S'exprimant sur sa plateforme Truth Social, le président américain a annoncé avoir décidé de "prolonger le cessez-le-feu jusqu'à ce que l'Iran présente une proposition et que les discussions soient conclues, d'une manière ou d'une autre".

Le dirigeant républicain a souligné avoir pris cette décision face "aux graves divisions au sein du gouvernement iranien" et à la demande du Pakistan, principal pays médiateur.

Il a toutefois indiqué avoir "ordonné à nos forces armées de maintenir le blocus" naval dans le détroit d'Ormuz.

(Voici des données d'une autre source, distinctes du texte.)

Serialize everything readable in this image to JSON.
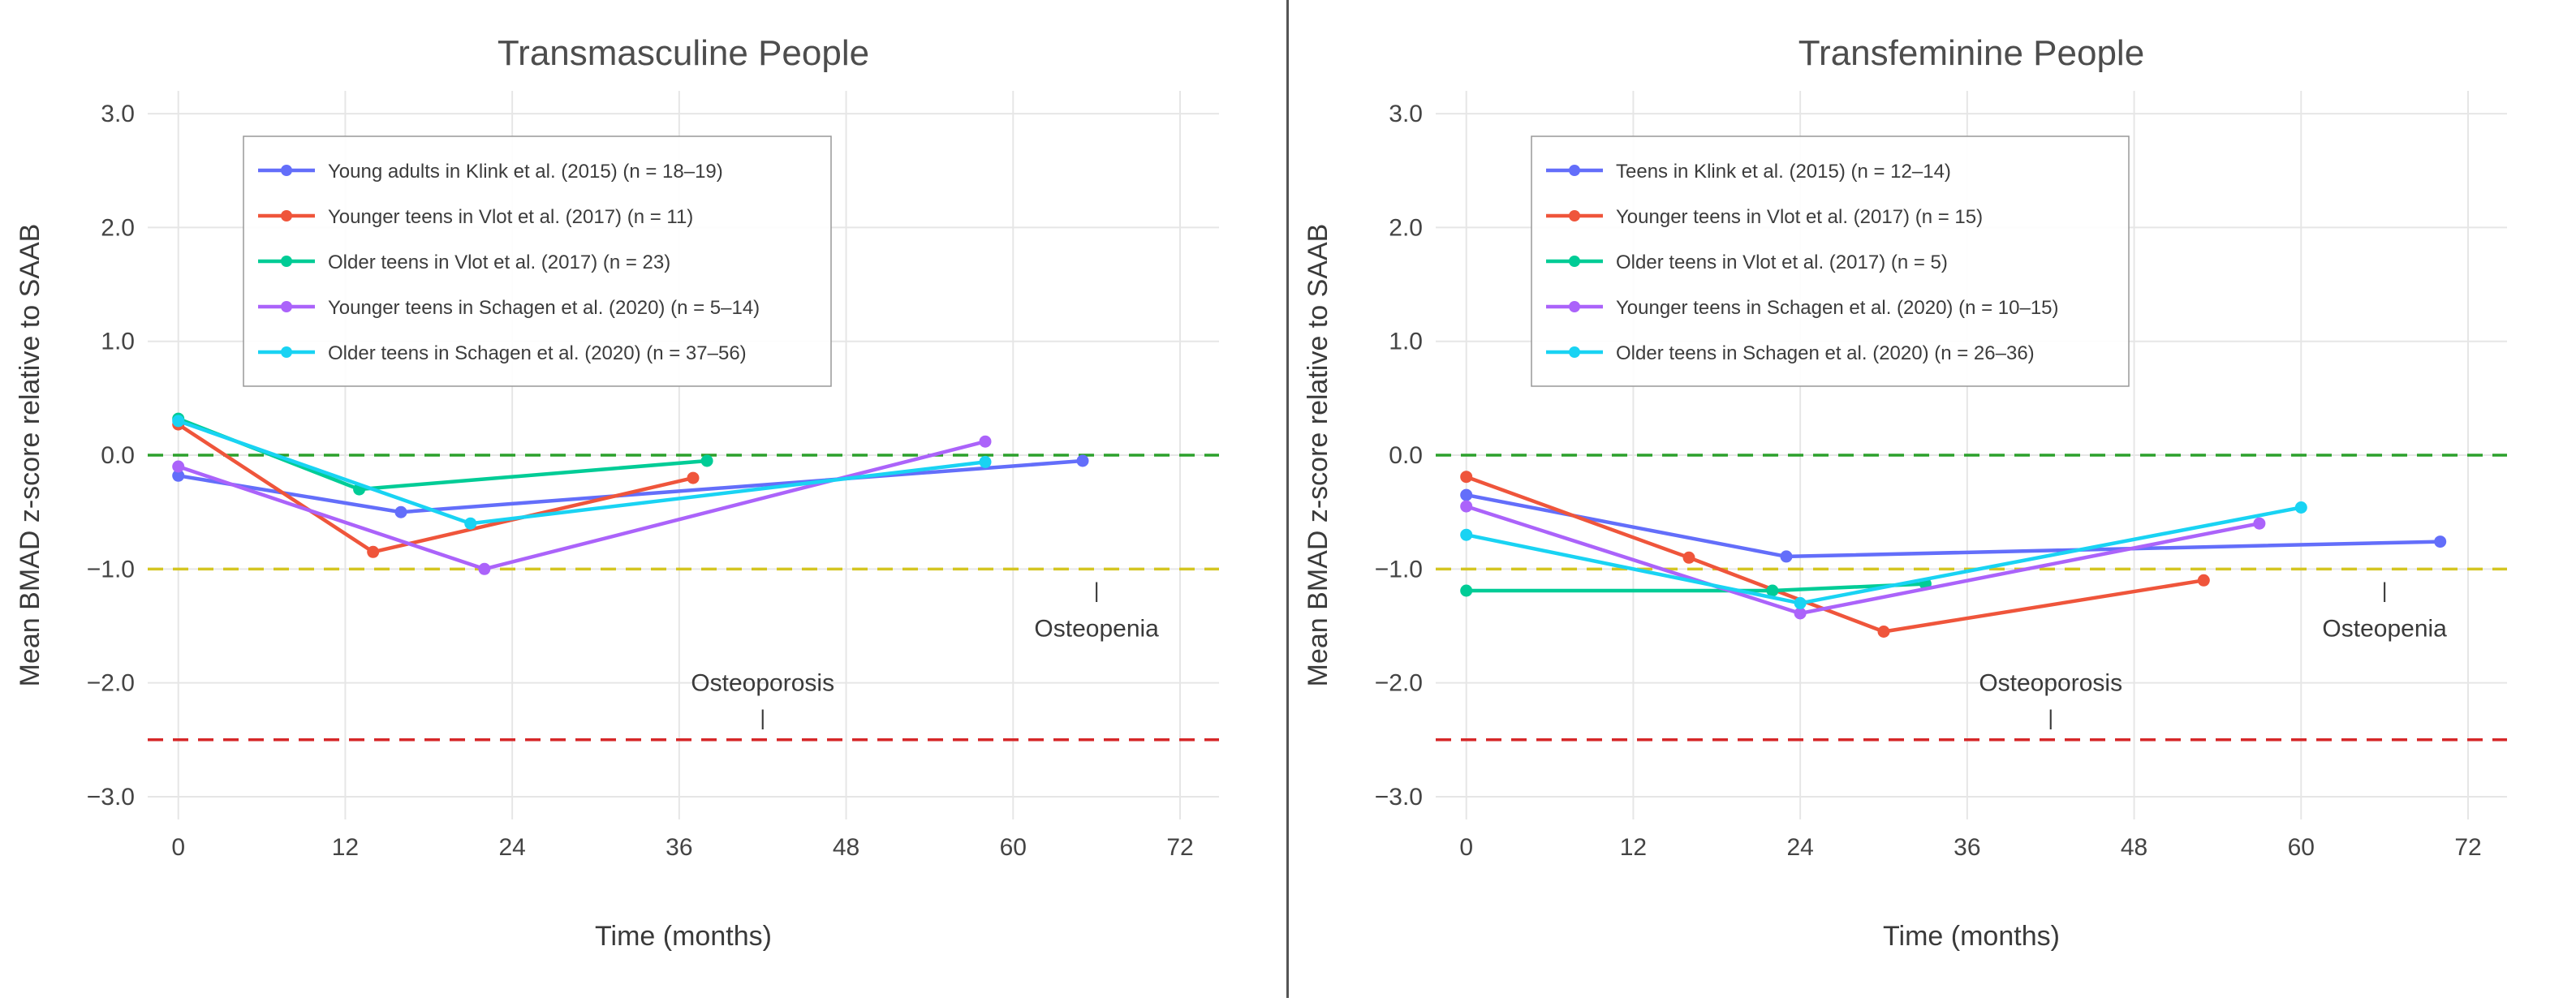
{
  "page": {
    "background": "#ffffff",
    "divider_color": "#555555"
  },
  "theme": {
    "grid_color": "#e6e6e6",
    "tick_color": "#444444",
    "title_color": "#4d4d4d",
    "axis_label_color": "#3a3a3a",
    "annotation_color": "#3a3a3a",
    "legend_border_color": "#999999",
    "legend_text_color": "#3c3c3c"
  },
  "chart_data": [
    {
      "type": "line",
      "title": "Transmasculine People",
      "xlabel": "Time (months)",
      "ylabel": "Mean BMAD z-score relative to SAAB",
      "xlim": [
        -2.2,
        74.8
      ],
      "ylim": [
        -3.2,
        3.2
      ],
      "grid": true,
      "legend_position": "top-left",
      "x_ticks": [
        {
          "v": 0,
          "label": "0"
        },
        {
          "v": 12,
          "label": "12"
        },
        {
          "v": 24,
          "label": "24"
        },
        {
          "v": 36,
          "label": "36"
        },
        {
          "v": 48,
          "label": "48"
        },
        {
          "v": 60,
          "label": "60"
        },
        {
          "v": 72,
          "label": "72"
        }
      ],
      "y_ticks": [
        {
          "v": 3,
          "label": "3.0"
        },
        {
          "v": 2,
          "label": "2.0"
        },
        {
          "v": 1,
          "label": "1.0"
        },
        {
          "v": 0,
          "label": "0.0"
        },
        {
          "v": -1,
          "label": "−1.0"
        },
        {
          "v": -2,
          "label": "−2.0"
        },
        {
          "v": -3,
          "label": "−3.0"
        }
      ],
      "reference_lines": [
        {
          "y": 0,
          "color": "#2ca02c",
          "style": "dashed",
          "meaning": "normal"
        },
        {
          "y": -1,
          "color": "#d4c521",
          "style": "dashed",
          "meaning": "osteopenia-threshold"
        },
        {
          "y": -2.5,
          "color": "#d62728",
          "style": "dashed",
          "meaning": "osteoporosis-threshold"
        }
      ],
      "series": [
        {
          "name": "Young adults in Klink et al. (2015) (n = 18–19)",
          "color": "#636efa",
          "points": [
            [
              0,
              -0.18
            ],
            [
              16,
              -0.5
            ],
            [
              65,
              -0.05
            ]
          ]
        },
        {
          "name": "Younger teens in Vlot et al. (2017) (n = 11)",
          "color": "#ef553b",
          "points": [
            [
              0,
              0.27
            ],
            [
              14,
              -0.85
            ],
            [
              37,
              -0.2
            ]
          ]
        },
        {
          "name": "Older teens in Vlot et al. (2017) (n = 23)",
          "color": "#00cc96",
          "points": [
            [
              0,
              0.32
            ],
            [
              13,
              -0.3
            ],
            [
              38,
              -0.05
            ]
          ]
        },
        {
          "name": "Younger teens in Schagen et al. (2020) (n = 5–14)",
          "color": "#ab63fa",
          "points": [
            [
              0,
              -0.1
            ],
            [
              22,
              -1.0
            ],
            [
              58,
              0.12
            ]
          ]
        },
        {
          "name": "Older teens in Schagen et al. (2020) (n = 37–56)",
          "color": "#19d3f3",
          "points": [
            [
              0,
              0.3
            ],
            [
              21,
              -0.6
            ],
            [
              58,
              -0.06
            ]
          ]
        }
      ],
      "annotations": [
        {
          "text": "Osteoporosis",
          "x": 42,
          "y": -2.0
        },
        {
          "text": "|",
          "x": 42,
          "y": -2.3
        },
        {
          "text": "Osteopenia",
          "x": 66,
          "y": -1.52
        },
        {
          "text": "|",
          "x": 66,
          "y": -1.18
        }
      ]
    },
    {
      "type": "line",
      "title": "Transfeminine People",
      "xlabel": "Time (months)",
      "ylabel": "Mean BMAD z-score relative to SAAB",
      "xlim": [
        -2.2,
        74.8
      ],
      "ylim": [
        -3.2,
        3.2
      ],
      "grid": true,
      "legend_position": "top-left",
      "x_ticks": [
        {
          "v": 0,
          "label": "0"
        },
        {
          "v": 12,
          "label": "12"
        },
        {
          "v": 24,
          "label": "24"
        },
        {
          "v": 36,
          "label": "36"
        },
        {
          "v": 48,
          "label": "48"
        },
        {
          "v": 60,
          "label": "60"
        },
        {
          "v": 72,
          "label": "72"
        }
      ],
      "y_ticks": [
        {
          "v": 3,
          "label": "3.0"
        },
        {
          "v": 2,
          "label": "2.0"
        },
        {
          "v": 1,
          "label": "1.0"
        },
        {
          "v": 0,
          "label": "0.0"
        },
        {
          "v": -1,
          "label": "−1.0"
        },
        {
          "v": -2,
          "label": "−2.0"
        },
        {
          "v": -3,
          "label": "−3.0"
        }
      ],
      "reference_lines": [
        {
          "y": 0,
          "color": "#2ca02c",
          "style": "dashed",
          "meaning": "normal"
        },
        {
          "y": -1,
          "color": "#d4c521",
          "style": "dashed",
          "meaning": "osteopenia-threshold"
        },
        {
          "y": -2.5,
          "color": "#d62728",
          "style": "dashed",
          "meaning": "osteoporosis-threshold"
        }
      ],
      "series": [
        {
          "name": "Teens in Klink et al. (2015) (n = 12–14)",
          "color": "#636efa",
          "points": [
            [
              0,
              -0.35
            ],
            [
              23,
              -0.89
            ],
            [
              70,
              -0.76
            ]
          ]
        },
        {
          "name": "Younger teens in Vlot et al. (2017) (n = 15)",
          "color": "#ef553b",
          "points": [
            [
              0,
              -0.19
            ],
            [
              16,
              -0.9
            ],
            [
              30,
              -1.55
            ],
            [
              53,
              -1.1
            ]
          ]
        },
        {
          "name": "Older teens in Vlot et al. (2017) (n = 5)",
          "color": "#00cc96",
          "points": [
            [
              0,
              -1.19
            ],
            [
              22,
              -1.19
            ],
            [
              33,
              -1.13
            ]
          ]
        },
        {
          "name": "Younger teens in Schagen et al. (2020) (n = 10–15)",
          "color": "#ab63fa",
          "points": [
            [
              0,
              -0.45
            ],
            [
              24,
              -1.39
            ],
            [
              57,
              -0.6
            ]
          ]
        },
        {
          "name": "Older teens in Schagen et al. (2020) (n = 26–36)",
          "color": "#19d3f3",
          "points": [
            [
              0,
              -0.7
            ],
            [
              24,
              -1.3
            ],
            [
              60,
              -0.46
            ]
          ]
        }
      ],
      "annotations": [
        {
          "text": "Osteoporosis",
          "x": 42,
          "y": -2.0
        },
        {
          "text": "|",
          "x": 42,
          "y": -2.3
        },
        {
          "text": "Osteopenia",
          "x": 66,
          "y": -1.52
        },
        {
          "text": "|",
          "x": 66,
          "y": -1.18
        }
      ]
    }
  ]
}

L'annonce du président américain intervient alors que Washington et Téhéran ont affiché leur désaccord sur l'expiration de la trêve, les premiers parlant de mercredi soir, heure de Washington, tandis que les seconds ont évoqué ce mardi, à minuit GMT.

Par ailleurs, la Maison Blanche a confirmé en fin de journée que le vice-président JD Vance, chargé de mener d'éventuelles nouvelles discussions avec l'Iran au Pakistan, ne quitterait pas Washington mardi, comme initialement prévu.

"A la lumière du message du président Trump sur Truth Social, confirmant que les Etats-Unis attendent une proposition unifiée des Iraniens, le voyage au Pakistan n'aura pas lieu aujourd'hui", a indiqué un haut responsable de l'exécutif américain, dans une déclaration transmise à la presse.

La Maison Blanche n'avait jamais confirmé le déplacement du vice-président, mais a entretenu le flou sur le fait de savoir s'il quittait ou pas la capitale dans la journée de mardi.

Bientôt deux mois après le début des hostilités déclenchées par Israël et les Etats-Unis, Téhéran a menacé de son côté de reprendre les frappes en direction des pays du Golfe, mettant en péril l'approvisionnement pétrolier mondial.